Anthony Gizzo, also of Kansas City, was a close friend of Mr. Binnagio and had been arrested with him as far back as 1930 in Denver. He worked for Canadian Ace beer to persuade tavern owners to carry the product.
Give 'em a package deal.
Hey, where's Tony De Morona on that list?
Whether Godfather IV will be coming along soon, we shall have to wait and see.
Marquis Childs, in London, tells of the British, with the disintegration for the most part of its empire, having changed by skillful policy from the once proud imperial master to friendly partner. They were amazed at the success they had enjoyed in the latter role as part of the British Commonwealth. Just concluded in London was a Commonwealth conference on Southeast Asia, operating under new rules, which appeared to have been successful. Present were representatives of India, Pakistan, Ceylon, Australia, New Zealand and Britain, with other Commonwealth countries participating sporadically.
Their mission was to create a prospectus for the underdeveloped areas of Southeast Asia, including Burma, Indonesia, and other countries not part of the Commonwealth.

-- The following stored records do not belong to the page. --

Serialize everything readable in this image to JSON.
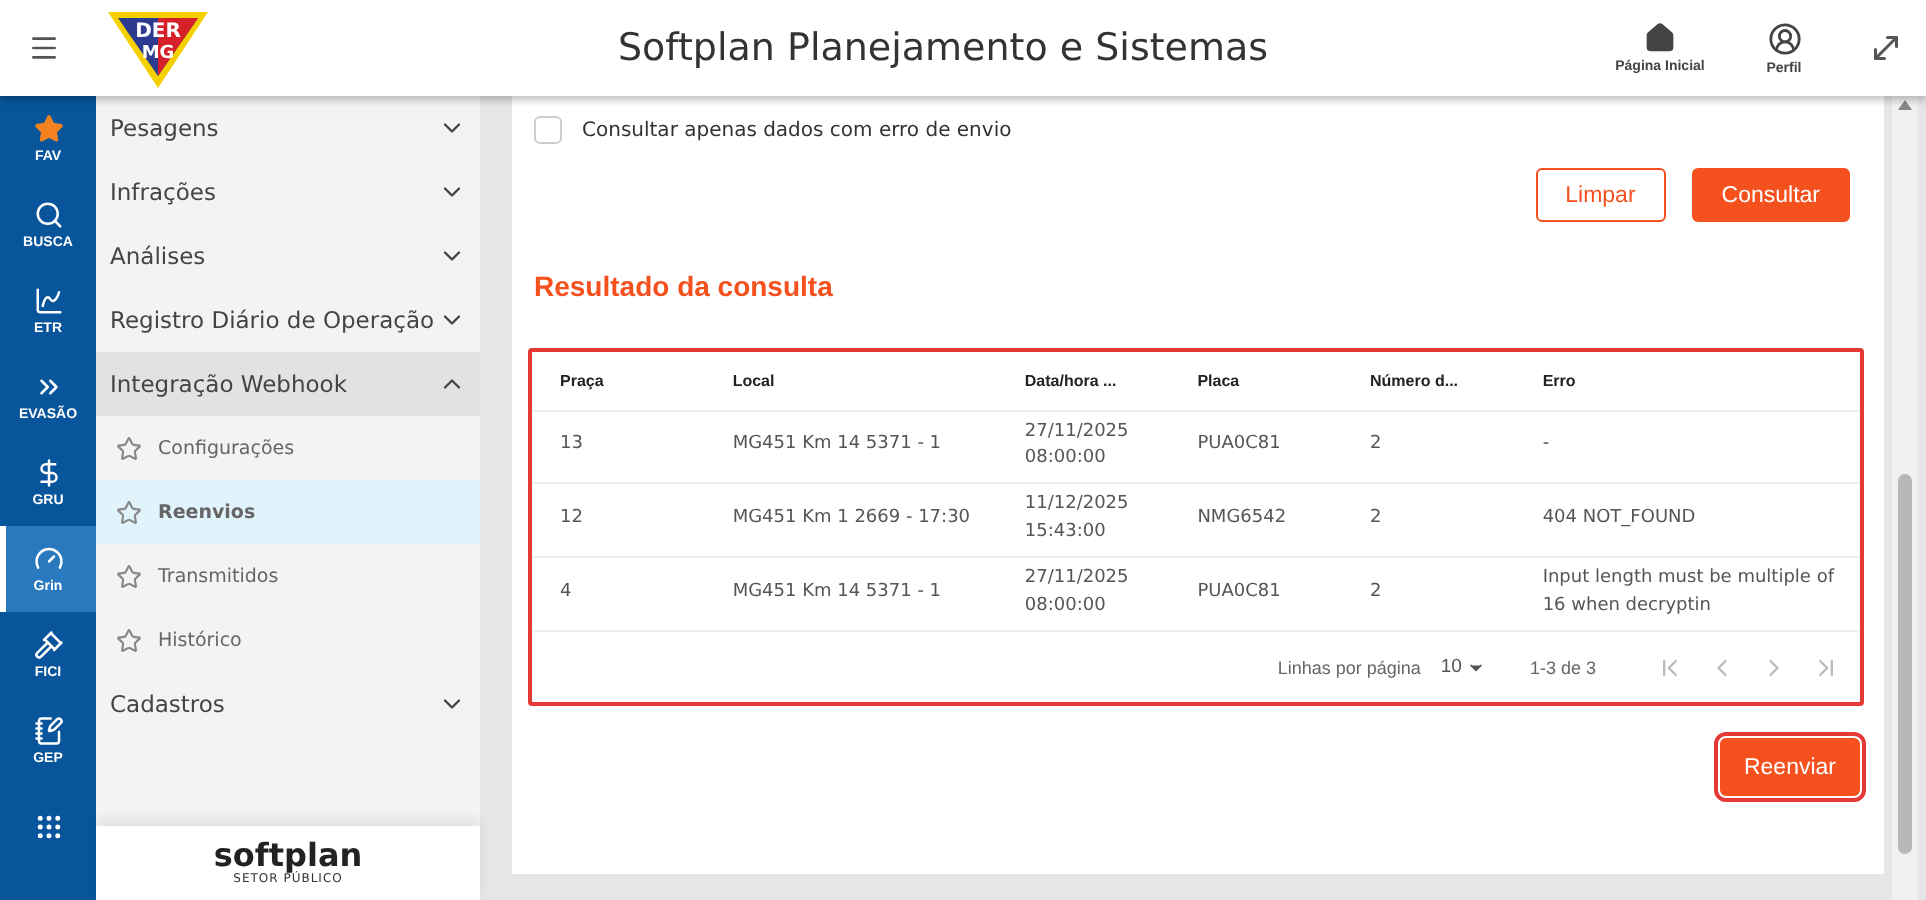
{
  "header": {
    "logo": {
      "line1": "DER",
      "line2": "MG"
    },
    "title": "Softplan Planejamento e Sistemas",
    "actions": [
      {
        "label": "Página Inicial"
      },
      {
        "label": "Perfil"
      }
    ]
  },
  "rail": {
    "items": [
      {
        "label": "FAV",
        "selected": false
      },
      {
        "label": "BUSCA",
        "selected": false
      },
      {
        "label": "ETR",
        "selected": false
      },
      {
        "label": "EVASÃO",
        "selected": false
      },
      {
        "label": "GRU",
        "selected": false
      },
      {
        "label": "Grin",
        "selected": true
      },
      {
        "label": "FICI",
        "selected": false
      },
      {
        "label": "GEP",
        "selected": false
      },
      {
        "selected": false
      }
    ]
  },
  "sidebar": {
    "items": [
      {
        "label": "Pesagens",
        "expanded": false
      },
      {
        "label": "Infrações",
        "expanded": false
      },
      {
        "label": "Análises",
        "expanded": false
      },
      {
        "label": "Registro Diário de Operação",
        "expanded": false
      },
      {
        "label": "Integração Webhook",
        "expanded": true,
        "children": [
          {
            "label": "Configurações",
            "selected": false
          },
          {
            "label": "Reenvios",
            "selected": true
          },
          {
            "label": "Transmitidos",
            "selected": false
          },
          {
            "label": "Histórico",
            "selected": false
          }
        ]
      },
      {
        "label": "Cadastros",
        "expanded": false
      }
    ],
    "footer": {
      "brand": "softplan",
      "subtitle": "SETOR PÚBLICO"
    }
  },
  "filter": {
    "checkbox": {
      "label": "Consultar apenas dados com erro de envio",
      "checked": false
    },
    "buttons": [
      {
        "label": "Limpar",
        "kind": "outline"
      },
      {
        "label": "Consultar",
        "kind": "primary"
      }
    ]
  },
  "result": {
    "title": "Resultado da consulta",
    "highlighted": true,
    "table": {
      "columns": [
        "Praça",
        "Local",
        "Data/hora ...",
        "Placa",
        "Número d...",
        "Erro"
      ],
      "rows": [
        [
          "13",
          "MG451 Km 14 5371 - 1",
          "27/11/2025 08:00:00",
          "PUA0C81",
          "2",
          "-"
        ],
        [
          "12",
          "MG451 Km 1 2669 - 17:30",
          "11/12/2025 15:43:00",
          "NMG6542",
          "2",
          "404 NOT_FOUND"
        ],
        [
          "4",
          "MG451 Km 14 5371 - 1",
          "27/11/2025 08:00:00",
          "PUA0C81",
          "2",
          "Input length must be multiple of 16 when decryptin"
        ]
      ]
    },
    "pagination": {
      "rows_label": "Linhas por página",
      "rows_value": "10",
      "range": "1-3 de 3",
      "nav": [
        {
          "disabled": true
        },
        {
          "disabled": true
        },
        {
          "disabled": true
        },
        {
          "disabled": true
        }
      ]
    }
  },
  "submit": {
    "label": "Reenviar",
    "highlighted": true
  }
}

The prospectus included a technical assistance bureau to provide technological aid, including a schedule of repayments of debt on the sterling which Britain had borrowed during the war. It also contained a provision for capital investment, with developmental loans from the International Bank. It was hoped that American efforts would become part of the cooperative policy. An unofficial observer from the State Department was present at the conference.
Prime Minister Nehru of India had warned three years earlier that one could fight Communism in Asia but not both Communism and nationalism. He believed that with a moderate Western policy in place on Communist China, it would move away from the Soviet Union, despite being Communist in orientation, following the independent course set by Yugoslavia.
Mr. Childs finds it, along with the President's Point Four program, to be a signpost to a decent and peaceful world through moderation.
Robert C. Ruark finds that Vice-President Alben Barkley had done very little since coming to office in January, 1949, beyond attending parties, getting married and kissing every starlet and celebrity female who offered her lips for a publicity photo. It was a typical role for Vice-Presidents.
During the 1948 campaign, Governor Earl Warren, running mate to Governor Thomas Dewey, had said that he intended to be vital in the role of Vice-President. It appeared a fresh approach to the position on the ticket, which previously had attracted mostly piano players, poker players, cowboy singers, devotees of Oriental rope climbing, and practitioners of spin-the-bottle.
He finds a man in his seventies, as
Vice-President Barkley, who made a point of kissing young women, to
be more a bore than disgusting. Every family usually had one. But he
does not think that the reserve President ought be involved in a
public kissing contest with all its attendant press agentry. If that
were the qualification for the job, he prefers hiring Bobby
A letter writer finds Charlotte's property taxes essentially to be at the same rate of several years earlier, thus finds no merit to the argument in opposition to the coliseum and auditorium that the project would raise property taxes.
A letter writer opposes the same project for placing the burden on the taxpayers to fund it, hopes the small number of voters who would inevitably turn out the following day for the bond election would vote against it.
A letter writer urges passage of the bond issue, that the new facilities would lend additional progress to the community.
A letter writer opposes the bond issue as he thinks that it would raise property taxes so high that he would lose his home.
If an additional three bucks per year is going to break you, assuming your house is worth $5,000, you might think about asking for a raise of about a seventh of a cent per hour. Just think of it this way: don't buy tickets to about six events and you will be breaking even on the year.